Convicted felon Annette Bosworth says she is planning to close her clinic in Sioux Falls. In an e-mail sent to patients, Bosworth says she is working on “a separate letter with specifics outlining the plan for closing my practice over the next several weeks….”
The day after a Hughes County jury convicted Bosworth of twelve counts of felony perjury, Bosworth told the press she’s “going to miss being a doctor.”
These statements come as Bosworth awaits sentencing, which by itself cannot include taking away Bosworth’s medical license. Bosworth jeopardized her medical license in the past with erratic behavior and ethical violations, but the South Dakota Board of Medical and Osteopathic Examiners allowed her to keep her license, contingent on her submission to mental health treatment.
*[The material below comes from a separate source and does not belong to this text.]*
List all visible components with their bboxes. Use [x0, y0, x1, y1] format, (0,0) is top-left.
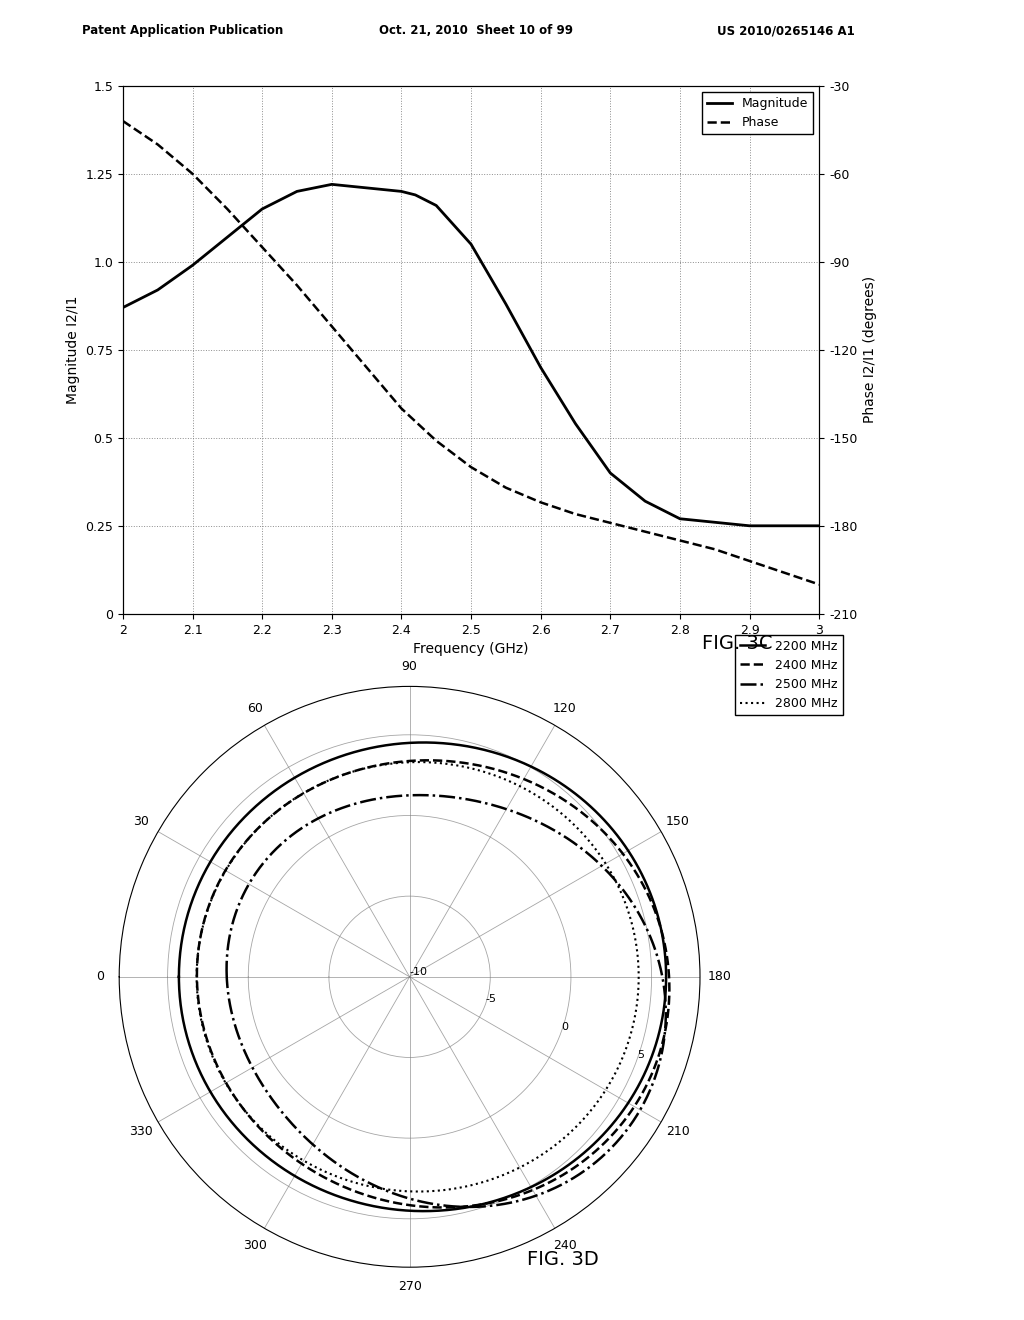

Bosworth’s campaign and perjury trial only led her into further violations of patient ethics and privacy that warrant review of her license, but her felony conviction does not automatically revoke her license.
Bosworth’s statement that she’s closing her Meaningful Medicine office on South Minnesota signals two possibilities. Bosworth may have heard from the SDBMOE that the board will take action on her license, and she’s surrendering. Or Bosworth may be admitting that her clinic, which has struggled to make payroll, simply isn’t financially viable.
Bosworth flies this surrender flag at an odd moment, while asking her patients and other associates to help her beg for leniency from the court. The main thrust of her message to her patients and others is to solicit courtroom company for the July sentencing hearing and letters to Judge John Brown:
Thank you for the outpouring of supportive comments from all of you. Many of you have prayed and showered our team with grace during this difficult time. Thank you. I do thank God for you every time I think of you.
As I generate a separate letter with specifics outlining the plan for closing my practice over the next several weeks, let me first respond to the shower of requests to help with my sentencing. Sentencing for the price I must pay for the 12 Felonies occurs on July 1st at 2:00 PM in Pierre, SD by Judge Brown. Many of you watched the trial on-line while others sacrificed time to be present with our team in the courtroom. Thank you. We invite you and welcome you to attend the sentencing in Pierre.
Over the next 3 weeks Honorable Judge Brown gathers information and stories to learn about who I am . . . as a person. Your stories of how you know me and how our work at Meaningful Medicine impacts the greater community of South Dakota matters greatly to Judge Brown.
If you want to help shape that image of me as Judge Brown settles on his sentence, write the following letter.
- Letter to Judge Brown
- These letters have special rules and must be written clearly or typed.
- These letters need to be addressed to Honorable John Brown, Circuit Court Judge.
- State who you are. Include a brief statement about your background (work, education, etc.)
- State where you live, your address and your telephone number.
- Tell the Judge how you know me. Include the relationship, length of time, and how that relationship has grown.
- Tell about the good things we have done together and how my service with you impacted your life.
- Tell the Judge what you think of me. These stories will help the judge shape his opinion of me. Your personal stories hold great value.
- State any other things that you would want a judge to know if you were the one being sentenced. It is important to NOT share your thoughts on what the sentence should be. Those letters will not be allowed for the judge to see.
- These letters need to in the hands of my lawyer by June 15th, 2015. Please send them directly to Meaningful Medicine as quickly as possible. Time is very short for this process.
- Send letter to:
5000 South Minnesota Avenue, Suite 100
Sioux Falls, SD, 57108
Thank you for all your efforts in these last few months. I thank God for you everytime I think of you.
Expect a more complete letter soon with details of what will happen over the next several weeks.
Annette Bosworth, MD [e-mail, sent 2015.06.03]
Here Bosworth is falling back on the strategy that seems to define all of her and her husband Chad Haber’s schemes: telling the story, building the narrative of who Bosworth is as a person. She’s also showing her infacility with mass e-mails, since the recipients with whom I’ve spoken tell me they haven’t poured out any supportive comments or showered any grace on Chad and Annette during “this difficult time.”
Bosworth knows she’s lost her case on the facts. She committed felonies; she deserves punishment. Bosworth’s only resort is to beg her patients to say what good doctoring she’s done, even as she pre-emptively announces she’s going to quit doctoring.